Performing the change of variables $t=\mathrm{e}^x$, using the fact that the exponential integral grows exponentially, and using the first two terms of its asymptotic expansion, $$ \int_{1}^{{\rm e}^\pi } {\frac{{{\rm e}^t }}{t}{\rm d}t} = {\mathop{\rm Ei}\nolimits} ({\rm e}^\pi ) - {\mathop{\rm Ei}\nolimits} (1) \approx {\mathop{\rm Ei}\nolimits} ({\rm e}^\pi ) \approx {\rm e}^{{\rm e}^\pi - \pi } + {\rm e}^{{\rm e}^\pi - 2\pi } \approx 5.056757609 \cdot 10^8 . $$ The relative error is about $0.415\%$. Adding one more term ($+2{\rm e}^{{\rm e}^\pi - 3\pi }$) would reduce the relative error to about $0.0566\%$. (Note that ${\mathop{\rm Ei}\nolimits} (1) \approx 1.895$ is indeed negligible.)

Answer 2

The substitution $$t = \exp \exp x, \qquad dt = \exp (x + \exp x) \,dx ,$$ gives $$\int_0^\pi \exp \exp x \,dx = \int_e^{\exp\exp\pi} \frac{dt}{\log t} ,$$ and then applying integration by parts yields $$\int_e^{\exp\exp\pi} \frac{dt}{\log t} = \left.\frac{t}{\log t}\right\vert_e^{\exp\exp \pi} + \int_e^{\exp\exp \pi} \frac{dt}{\log^2 t} = \frac{\exp \exp \pi}{\exp \pi} - e + \int_e^{\exp\exp \pi} \frac{dt}{\log^2 t}.$$ The integrand of this latter integral decays much more rapidly than the integrand of the original integral in $t$, so we expect that $\int_e^{\exp\exp \pi} \frac{dt}{\log^2 t} \ll \int_e^{\exp\exp\pi} \frac{dt}{\log t}$ and hence that the original integral has value $$\int_0^\pi \exp \exp x \,dx \approx \frac{\exp \exp \pi}{\exp \pi} .$$ This approximation turns out to have value $\approx 4.84729 \cdot 10^8$, whereas the original integral has value $\approx 5.07774 \cdot 10^8$, a relative error of $\approx -4.5\%$.

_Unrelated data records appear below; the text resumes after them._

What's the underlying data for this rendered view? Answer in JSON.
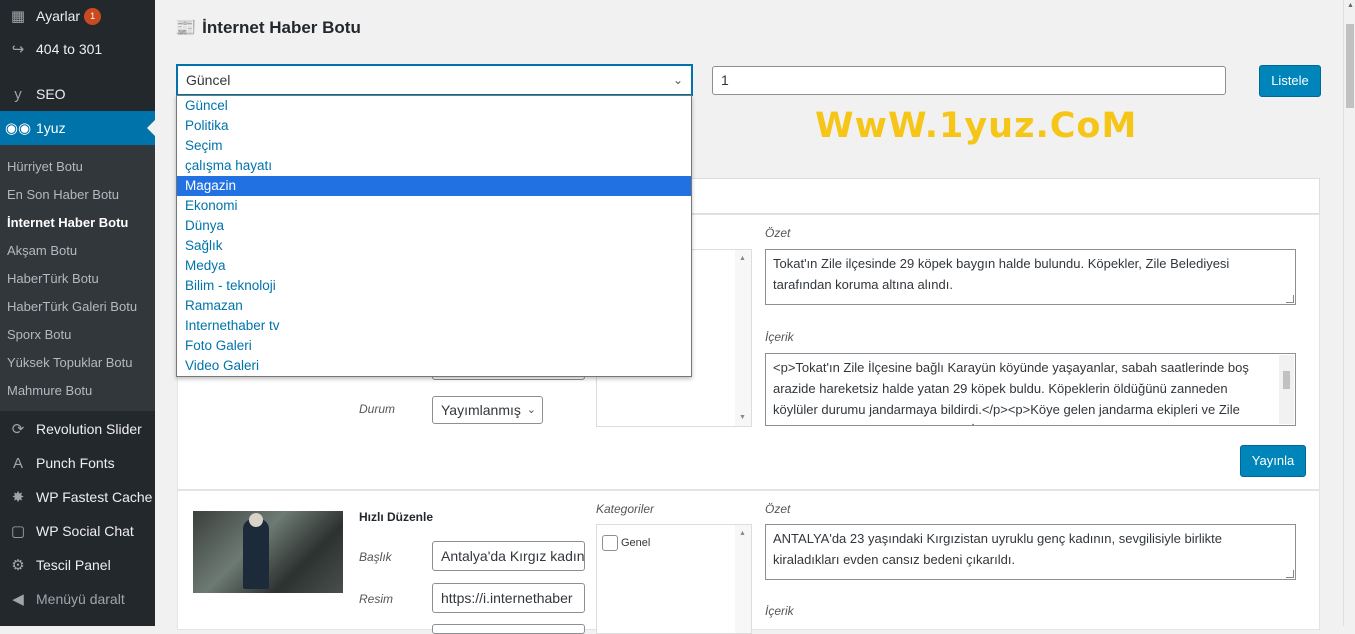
{
  "sidebar": {
    "items": [
      {
        "label": "Ayarlar",
        "icon": "settings-icon",
        "badge": "1"
      },
      {
        "label": "404 to 301",
        "icon": "redirect-icon"
      },
      {
        "label": "SEO",
        "icon": "yoast-icon"
      },
      {
        "label": "1yuz",
        "icon": "glasses-icon"
      },
      {
        "label": "Revolution Slider",
        "icon": "refresh-icon"
      },
      {
        "label": "Punch Fonts",
        "icon": "font-icon"
      },
      {
        "label": "WP Fastest Cache",
        "icon": "cheetah-icon"
      },
      {
        "label": "WP Social Chat",
        "icon": "chat-icon"
      },
      {
        "label": "Tescil Panel",
        "icon": "gear-icon"
      },
      {
        "label": "Menüyü daralt",
        "icon": "collapse-icon"
      }
    ],
    "badge_color": "#ca4a1f",
    "submenu": [
      "Hürriyet Botu",
      "En Son Haber Botu",
      "İnternet Haber Botu",
      "Akşam Botu",
      "HaberTürk Botu",
      "HaberTürk Galeri Botu",
      "Sporx Botu",
      "Yüksek Topuklar Botu",
      "Mahmure Botu"
    ]
  },
  "header": {
    "title": "İnternet Haber Botu",
    "icon": "newspaper-icon"
  },
  "filters": {
    "category_selected": "Güncel",
    "page_value": "1",
    "list_button": "Listele"
  },
  "dropdown": {
    "options": [
      "Güncel",
      "Politika",
      "Seçim",
      "çalışma hayatı",
      "Magazin",
      "Ekonomi",
      "Dünya",
      "Sağlık",
      "Medya",
      "Bilim - teknoloji",
      "Ramazan",
      "Internethaber tv",
      "Foto Galeri",
      "Video Galeri"
    ],
    "highlighted": "Magazin"
  },
  "watermark": "WwW.1yuz.CoM",
  "post1": {
    "status_label": "Durum",
    "status_value": "Yayımlanmış",
    "summary_label": "Özet",
    "summary": "Tokat'ın Zile ilçesinde 29 köpek baygın halde bulundu. Köpekler, Zile Belediyesi tarafından koruma altına alındı.",
    "content_label": "İçerik",
    "content": "<p>Tokat'ın Zile İlçesine bağlı Karayün köyünde yaşayanlar, sabah saatlerinde boş arazide hareketsiz halde yatan 29 köpek buldu. Köpeklerin öldüğünü zanneden köylüler durumu jandarmaya bildirdi.</p><p>Köye gelen jandarma ekipleri ve Zile Belediyesi Veteriner Hekimi Yaşar İz, köpeklerin baygın olduğunu",
    "publish_button": "Yayınla"
  },
  "post2": {
    "quick_edit_label": "Hızlı Düzenle",
    "title_label": "Başlık",
    "title_value": "Antalya'da Kırgız kadın",
    "image_label": "Resim",
    "image_value": "https://i.internethaber",
    "categories_label": "Kategoriler",
    "category_general": "Genel",
    "summary_label": "Özet",
    "summary": "ANTALYA'da 23 yaşındaki Kırgızistan uyruklu genç kadının, sevgilisiyle birlikte kiraladıkları evden cansız bedeni çıkarıldı.",
    "content_label": "İçerik"
  }
}
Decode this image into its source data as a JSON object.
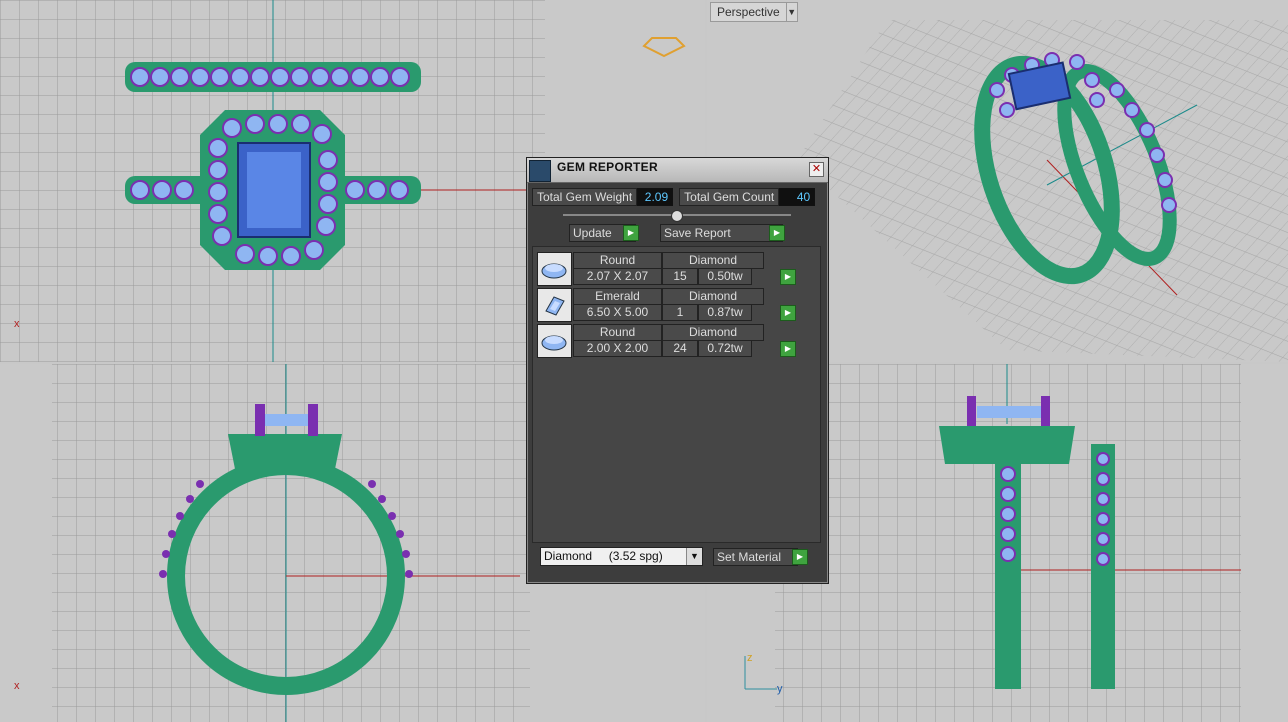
{
  "viewports": {
    "perspective_label": "Perspective",
    "axis_x": "x",
    "axis_y": "y",
    "axis_z": "z"
  },
  "gem_reporter": {
    "title": "GEM REPORTER",
    "total_weight_label": "Total Gem Weight",
    "total_weight_value": "2.09",
    "total_count_label": "Total Gem Count",
    "total_count_value": "40",
    "update_label": "Update",
    "save_report_label": "Save Report",
    "gems": [
      {
        "shape": "Round",
        "material": "Diamond",
        "size": "2.07 X 2.07",
        "count": "15",
        "weight": "0.50tw"
      },
      {
        "shape": "Emerald",
        "material": "Diamond",
        "size": "6.50 X 5.00",
        "count": "1",
        "weight": "0.87tw"
      },
      {
        "shape": "Round",
        "material": "Diamond",
        "size": "2.00 X 2.00",
        "count": "24",
        "weight": "0.72tw"
      }
    ],
    "material_select": "Diamond     (3.52 spg)",
    "set_material_label": "Set Material"
  },
  "colors": {
    "ring_green": "#2a9a6e",
    "stone_light_blue": "#8fb6f2",
    "prong_purple": "#7a2fb0",
    "center_stone_blue": "#5a86e6"
  }
}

For a better approximation, we can apply integration by parts again to give $$\int_e^{\exp\exp \pi} \frac{dt}{\log^2 t} = \frac{\exp \exp \pi}{\exp 2 \pi} - e+ 2 \int_e^{\exp\exp \pi} \frac{dt}{\log^3 t}$$ and hence the first approximation, $$\int_0^\pi \exp \exp x \,dx \approx \frac{\exp \exp \pi}{\exp \pi} + \frac{\exp \exp \pi}{\exp 2 \pi} = \frac{\exp \exp \pi}{\exp \pi}\left(1 + \frac{1}{\exp \pi}\right) \approx 5.05676 \cdot 10^8,$$ from Gary's good answer, which again has relative error $\approx -0.41\%$. In fact, continuing to apply integration by parts yields the asymptotic expansion of the exponential integral, $\operatorname{Ei}(x)$, whose truncation was used in that answer.

The original question from the bee, by the way, asks you to report your estimate in scientific notation. Since you don't have a calculator available, here's a quick way to do so by hand using the first approximation above: Using the well-known and surprisingly good approximation $\exp \pi \approx 20 + \pi$ (relative error $\approx 0.0039\%$), we get $$\int_0^\pi \exp \exp x \,dx \approx \frac{\exp\exp\pi}{\exp \pi} \approx \frac{\exp(20 + \pi)}{\exp \pi} = \exp 20 .$$ Now using the well-known approximations $\log 10 \approx 2.3$ (relative error $\approx -0.11\%$), equivalently $\log (10^{10}) \approx 23$, and $e^3 \approx 20$ (relative error $\approx -0.42\%$) thus gives $$\int_0^\pi \exp \exp x \,dx \approx \exp 20 = \frac{\exp 23}{\exp 3} \approx \frac{10^{10}}{20} = 5 \cdot 10^8,$$ which turns out to have a relative error of $\approx -1.5\%$.

Answer 3

I am not sure if the answer supposed to be this, but:

$$ \int_0^\pi e^{e^x} dx = \int_0^\pi \sum_{k \ge 0} \dfrac{e^{kx}}{k!} dx = \sum_{k \ge 1} \dfrac{e^{k\pi} - 1}{k \cdot k!} = S_1 - S_2 $$

For $S_1$ and $S_2$ you can approximate it with exponential integral.